Sua família criava porcos, galinhas, bovinos e plantava tubérculos. Na ocasião que recebeu o jornalista estadunidense Herbert Matthews, do New York Times — que apresentaria o guerrilheiro à opinião pública dos Estados Unidos —, Castro mandou buscar, com os Medina, carne e música. “Então, nos levaram para tocar pela primeira vez, para o jornalista e para todos os rebeldes. Estavam lá Fidel, Raúl, Camilo Cienfuegos. Nesse dia o Che não foi porque estava doente.”


 


Músicas de luta


 


Algum tempo depois, em 24 de fevereiro de 1958, para rebater “as mentiras que diziam quando davam notícias”, os guerrilheiros decidem criar um novo instrumento contra a ditadura de Batista. Surgia a famosa Rádio Rebelde.


 


Passado uns meses, os locutores da nova estação reivindicam a Fidel que, entre a veiculação das notícias, deveriam colocar música. “E que não seja de um músico ou cantor daqueles que há em Havana, porque aqui há uma revolução e os homens estão morrendo. Aqui, os filhos de Medina é que vão tocar.” A família de Eugenio foi chamada, então, para fazer um programa dominical.


 


“Estávamos um pouco assustados. Nós nunca havíamos cantado com microfone nem nada. Aí, chega um momento em que lembram que era preciso que o grupo tivesse um nome.
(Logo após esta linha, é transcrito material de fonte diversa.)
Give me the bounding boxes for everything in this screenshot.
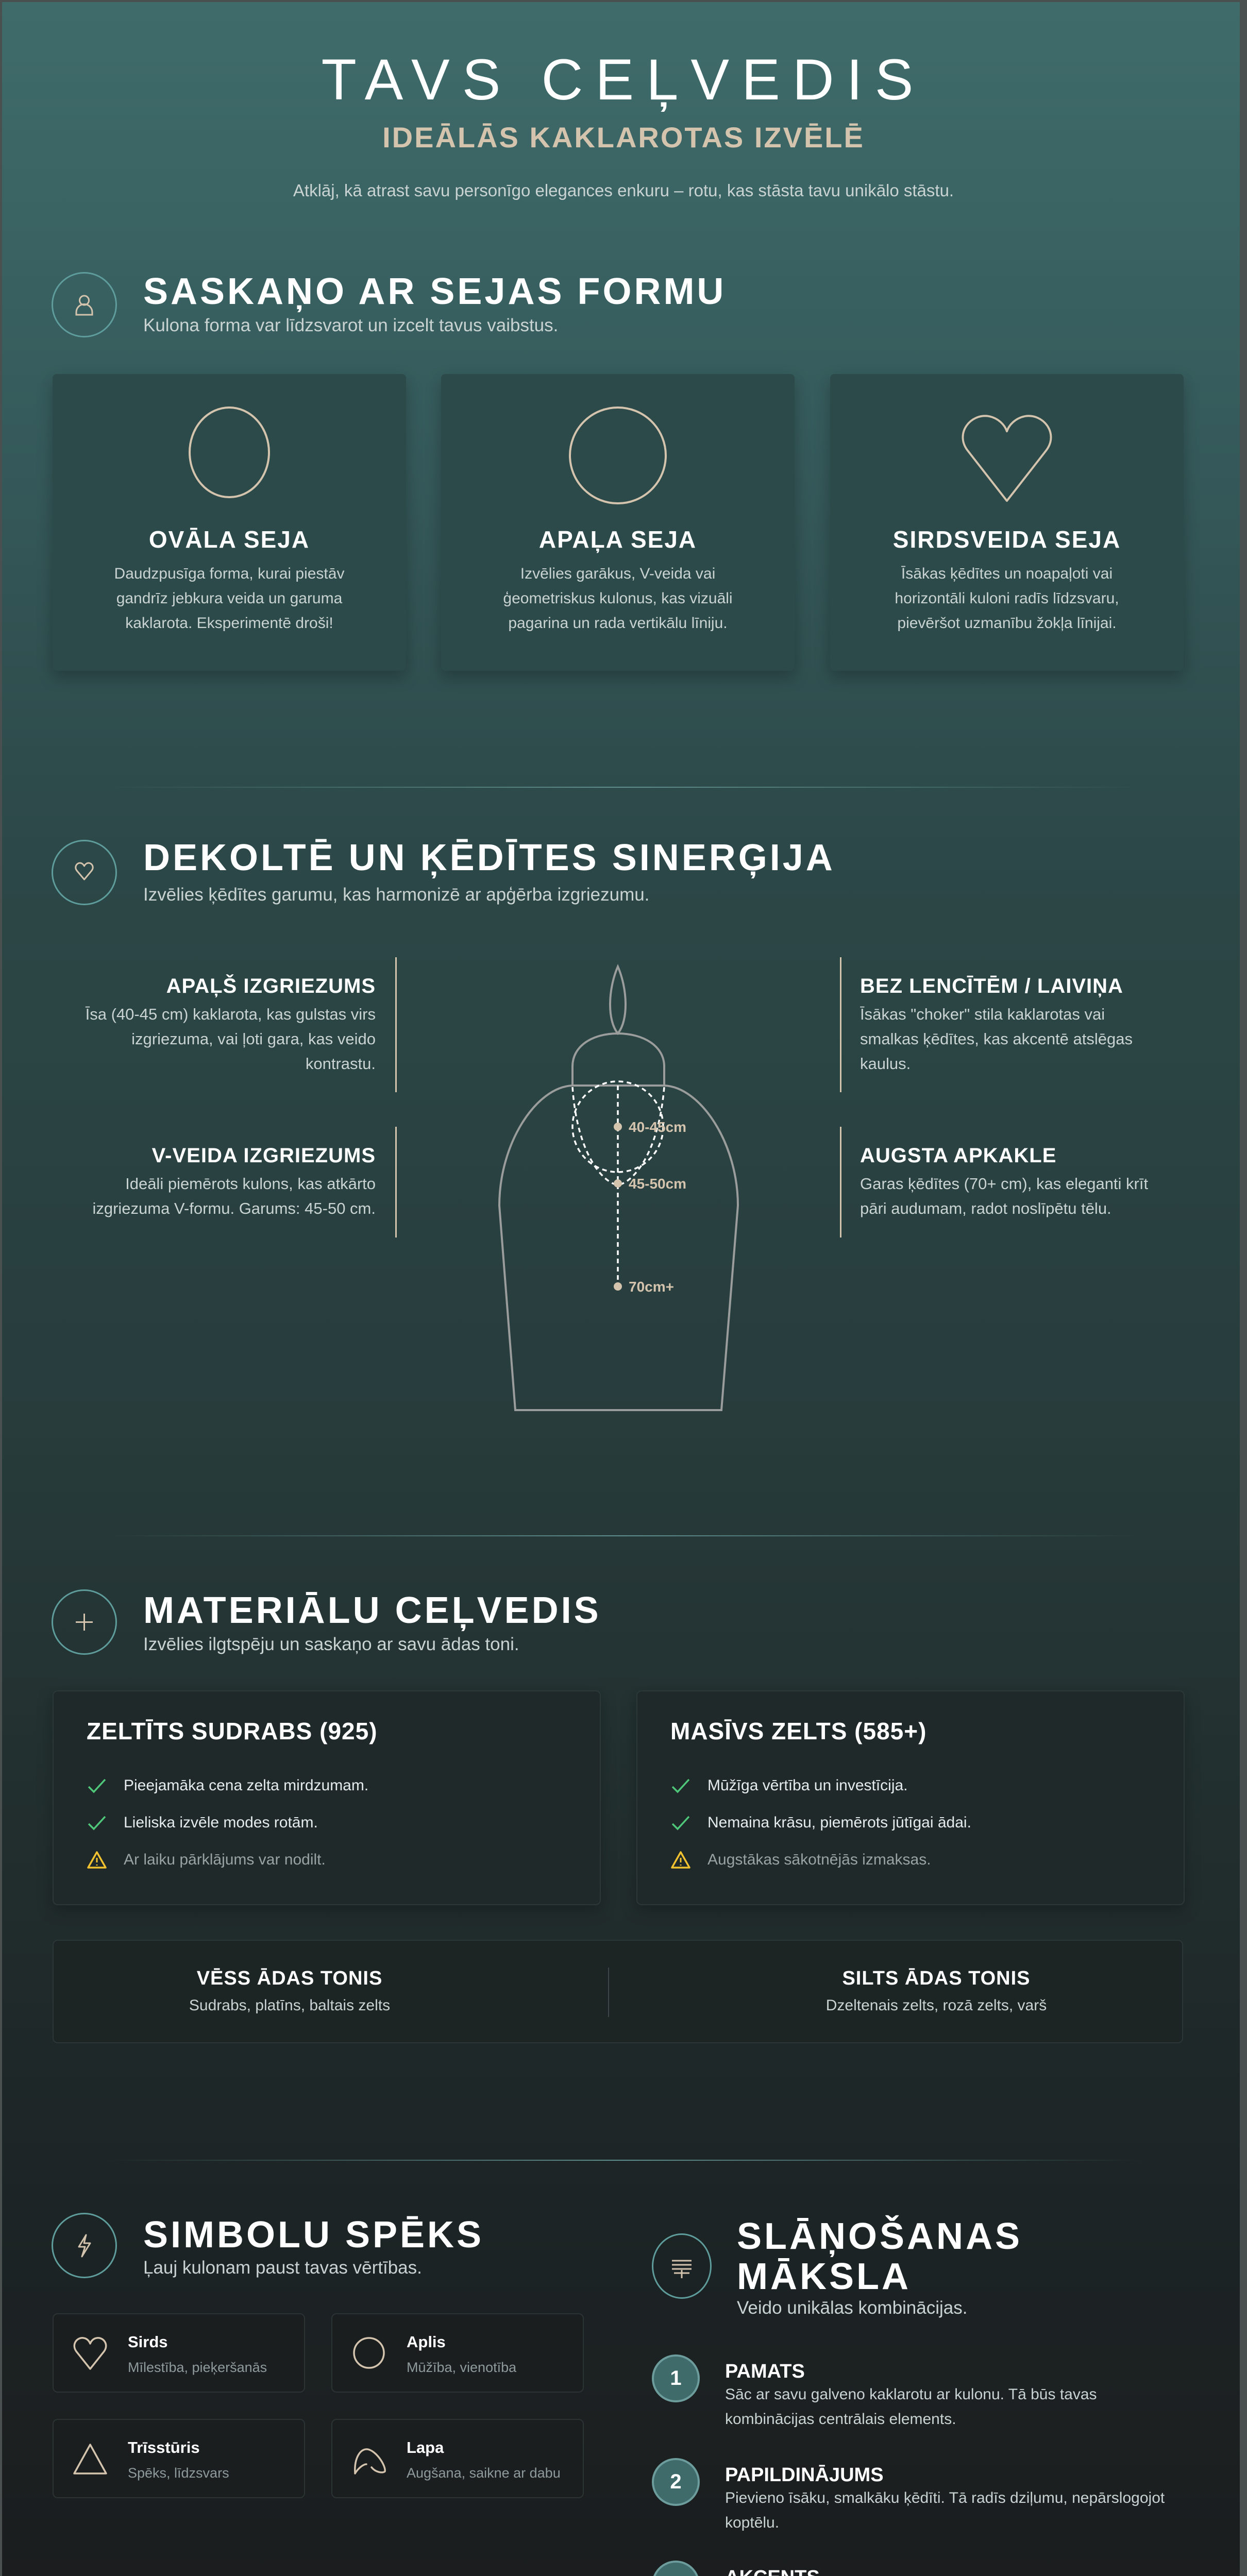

Depois de algumas sugestões, o técnico da estação, Eduardo Fernández, disse: 'vocês são cinco, e são rebeldes, então vão se chamar Quinteto Rebelde!”.


 


Depois do primeiro programa, no dia 14 de maio, Fidel chamou o velho Medina. “O programa foi muito bom, mas é preciso que cantem música revolucionária, que tentem criar algo que os soldados do Batista escutem e fiquem desmoralizados e, ao mesmo tempo, que deixe o Exército Rebelde alegre.”


 


A demanda, no começo, foi um problema para a família: “Um analfabeto não pode fazer música. É impossível. Ainda que não seja compositor, se tem conhecimento cultural, pode fazer uma canção, mas não criar um número musical. Mesmo assim, nós criamos canções que diziam o que queríamos dizer, criamos nós mesmos, com a ajuda dos locutores da rádio. E daí surgiram Hay que Cuidar a Fidel, Que Venga la Ofensiva, Respeto a Che Guevara…”. Esta última, possivelmente representando o primeiro registro do nome do revolucionário argentino em uma música.